Géante

Géante

7 février 2021 0 Par sgtpepere

Scénariste: J.C. Deveney
Dessins: Nuria Tamarit
Editeur: Delcourt

Céleste est recueillie par une famille de fermiers avec bonheur car elle est leur première fille après avoir eu six garçons tous différents les uns des autres. Mais Céleste a tout de même une particularité : elle fait bien trois fois l’épaisseur de son père et presque deux fois sa taille alors qu’elle n’est qu’un bébé.

Heureusement, en vivant en pleine nature et assez éloignée des autres hommes, elle ne craint pas grand-chose. Ni d’effrayer, ni de commettre quelques bêtises qui, vu son gabarit, pourraient être désastreuses. C’est adolescente qu’elle va rencontrer un marchand ambulant qui se trouve être en réalité un escroc. Il faut croire à Céleste qu’il connaît d’autres géants et qu’il veut les lui présenter. Trop heureuse de ne pas être seule, la jeune fille va le suivre ce qui va déclencher bien des soucis mais aussi démarrer le destin très particulier de la grande fille.

Géante est un album … géant. Dans tous les sens du terme. Epais de presque 200 pages, cette épopée va laisser le temps au lecteur de s’imprégner du monde de Céleste. On va y parler très fugitivement d’Ulysse et de son odyssée comme quelque chose d’actualité, ce qui permet bien entendu de relier Géante aux mondes des contes et des mythes mais aussi de lui donner un cadre temporel un peu plus précis.

Et ce monde est riche, très riche. Grâce aux talents de Céleste, les distances ne sont plus infranchissables comme cela pourrait l’être pour un humain normal et l’héroïne va donc connaître des gens et des lieux très différents. Si sa motivation est de trouver ses origines, voire de trouver des semblables, le livre va aller bien plus loin que ça. Parler de l’acceptation de soi me semble très limité par rapport au message que livre Géante même si dans le fond, c’est bel et bien ce point qui reste le fond de l’histoire. Mais le développement de Céleste, les questionnements qui envahissent son esprit, ses réponses qu’elles soient consciemment réalisées ou non, font tout l’intérêt de cette bande dessinée qui dépasse la rayon « féministe » (non, ça n’est pas un gros mot) dans lequel on pourrait le ranger.

200 pages, ça n’est pas une mince affaire. Pourtant, j’ai lu l’album d’une traite.

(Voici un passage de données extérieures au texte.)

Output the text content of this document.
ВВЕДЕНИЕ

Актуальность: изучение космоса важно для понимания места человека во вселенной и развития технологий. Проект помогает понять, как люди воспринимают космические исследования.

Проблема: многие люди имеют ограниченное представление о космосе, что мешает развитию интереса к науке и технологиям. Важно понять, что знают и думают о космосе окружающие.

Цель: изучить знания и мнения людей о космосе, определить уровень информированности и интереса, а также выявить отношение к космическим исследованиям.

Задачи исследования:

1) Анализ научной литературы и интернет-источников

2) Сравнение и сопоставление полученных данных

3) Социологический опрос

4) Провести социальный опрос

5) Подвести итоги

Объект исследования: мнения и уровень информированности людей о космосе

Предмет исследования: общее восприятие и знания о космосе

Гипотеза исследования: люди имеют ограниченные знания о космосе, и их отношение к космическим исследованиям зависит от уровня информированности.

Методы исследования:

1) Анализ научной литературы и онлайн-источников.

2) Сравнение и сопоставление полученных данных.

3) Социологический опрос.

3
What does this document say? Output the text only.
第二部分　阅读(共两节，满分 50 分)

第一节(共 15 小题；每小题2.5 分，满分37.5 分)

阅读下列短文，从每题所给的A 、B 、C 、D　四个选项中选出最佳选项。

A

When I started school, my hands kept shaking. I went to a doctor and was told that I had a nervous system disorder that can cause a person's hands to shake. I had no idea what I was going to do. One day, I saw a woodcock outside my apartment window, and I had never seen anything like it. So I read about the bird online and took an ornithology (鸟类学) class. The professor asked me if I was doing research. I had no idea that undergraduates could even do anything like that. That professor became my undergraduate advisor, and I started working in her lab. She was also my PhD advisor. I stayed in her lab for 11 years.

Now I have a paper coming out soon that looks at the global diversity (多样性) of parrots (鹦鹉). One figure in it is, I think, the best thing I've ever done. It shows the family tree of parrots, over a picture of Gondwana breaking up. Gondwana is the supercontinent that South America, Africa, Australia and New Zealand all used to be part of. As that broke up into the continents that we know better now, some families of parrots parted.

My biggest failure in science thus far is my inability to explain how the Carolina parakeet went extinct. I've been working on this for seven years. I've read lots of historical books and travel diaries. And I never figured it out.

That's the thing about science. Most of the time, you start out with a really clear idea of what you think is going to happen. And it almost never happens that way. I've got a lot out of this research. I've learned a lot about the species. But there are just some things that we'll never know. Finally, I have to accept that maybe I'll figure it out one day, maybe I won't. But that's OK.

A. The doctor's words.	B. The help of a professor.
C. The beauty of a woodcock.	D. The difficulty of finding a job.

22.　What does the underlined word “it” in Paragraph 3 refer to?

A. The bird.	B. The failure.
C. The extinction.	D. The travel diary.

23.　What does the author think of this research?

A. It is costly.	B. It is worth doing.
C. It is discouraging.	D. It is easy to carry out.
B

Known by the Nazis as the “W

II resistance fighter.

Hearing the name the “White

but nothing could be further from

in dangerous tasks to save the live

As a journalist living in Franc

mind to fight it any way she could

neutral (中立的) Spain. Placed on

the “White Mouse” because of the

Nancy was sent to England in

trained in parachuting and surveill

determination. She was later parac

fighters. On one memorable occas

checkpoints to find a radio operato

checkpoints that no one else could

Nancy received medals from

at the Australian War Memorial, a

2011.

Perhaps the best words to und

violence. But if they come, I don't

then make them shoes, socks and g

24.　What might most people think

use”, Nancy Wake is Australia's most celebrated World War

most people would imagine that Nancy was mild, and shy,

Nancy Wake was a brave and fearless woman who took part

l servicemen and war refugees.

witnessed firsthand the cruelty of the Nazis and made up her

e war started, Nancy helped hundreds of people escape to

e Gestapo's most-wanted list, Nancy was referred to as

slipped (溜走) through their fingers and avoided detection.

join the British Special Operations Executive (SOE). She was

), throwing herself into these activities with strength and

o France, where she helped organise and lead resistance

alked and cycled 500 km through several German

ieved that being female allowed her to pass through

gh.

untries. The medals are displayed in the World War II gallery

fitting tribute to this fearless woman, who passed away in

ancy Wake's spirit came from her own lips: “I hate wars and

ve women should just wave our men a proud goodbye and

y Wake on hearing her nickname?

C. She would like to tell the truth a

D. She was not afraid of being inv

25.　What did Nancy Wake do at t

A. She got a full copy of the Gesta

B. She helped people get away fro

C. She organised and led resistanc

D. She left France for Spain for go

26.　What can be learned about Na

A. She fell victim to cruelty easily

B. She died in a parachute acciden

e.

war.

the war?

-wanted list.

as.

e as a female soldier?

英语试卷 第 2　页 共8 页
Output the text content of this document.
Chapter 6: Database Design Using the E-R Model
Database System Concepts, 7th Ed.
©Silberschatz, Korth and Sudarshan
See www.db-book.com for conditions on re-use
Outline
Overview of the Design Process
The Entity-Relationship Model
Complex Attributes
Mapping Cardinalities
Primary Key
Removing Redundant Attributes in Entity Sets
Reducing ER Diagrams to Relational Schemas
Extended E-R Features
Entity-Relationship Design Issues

Le scénario de J.C. Deveney est très chouette, même s’il se laisse aller à quelques facilités (qui sont souvent présentes dans les contes donc cohérentes avec le genre), est servi par des dialogues qui font mouche. Il y a du rythme, les mots sont bien choisis et la lecture de textes et d’images m’a paru d’une belle fluidité. Les textes narratifs ont eux aussi bien dosés, pas trop longs, bien découpés par rapport aux images.

Et d’images, Géante n’en manque pas. Nuria Tamarit n’hésite pas à fournir 10 cases dans la plupart d’entre elles. Si la dessinatrice possède un trait qui semble simple, il est manié avec force et talent. Les personnages sont très expressifs alors que leurs yeux se limitent le plus souvent à deux grands cercles. La mise en scène et les cadrages sont très réussis et j’ai particulièrement apprécié la façon dont l’artiste réussissait à caser son héroïne, de façon à la rendre reconnaissable tout en ne lui donnant pas la majorité de l’espace de lecture quand elle n’était pas le personnage central de l’action.

Autre réussite : la variété des personnages malgré un trait qui pourrait les créer trop ressemblants. Il en faut peu pour distinguer un personnage d’un autre mais cela fonctionne absolument car en fin d’album, un ancien personnage reviendra et je l’ai reconnu au premier coup d’œil. La couverture, à l’instar des pages qui découpent les chapitres, continue de plonger le lecteur dans cette ambiance de conte. On n’est pas dans le détail d’une planche de Bilibine mais on s’en rapproche tout de même.

Alors que cet album est paru à peu près au même moment que Peau d’homme et que les ambiances sont très proches, Géante est tout aussi réussi, voire plus universel que la BD à succès d’Hubert et Zanzim car elle n’aborde pas que la notion de sexe et d’égalité des sexes. Comme son sous-titre l’indique, il s’agit surtout de liberté et ce formidable album remplit pleinement son contrat.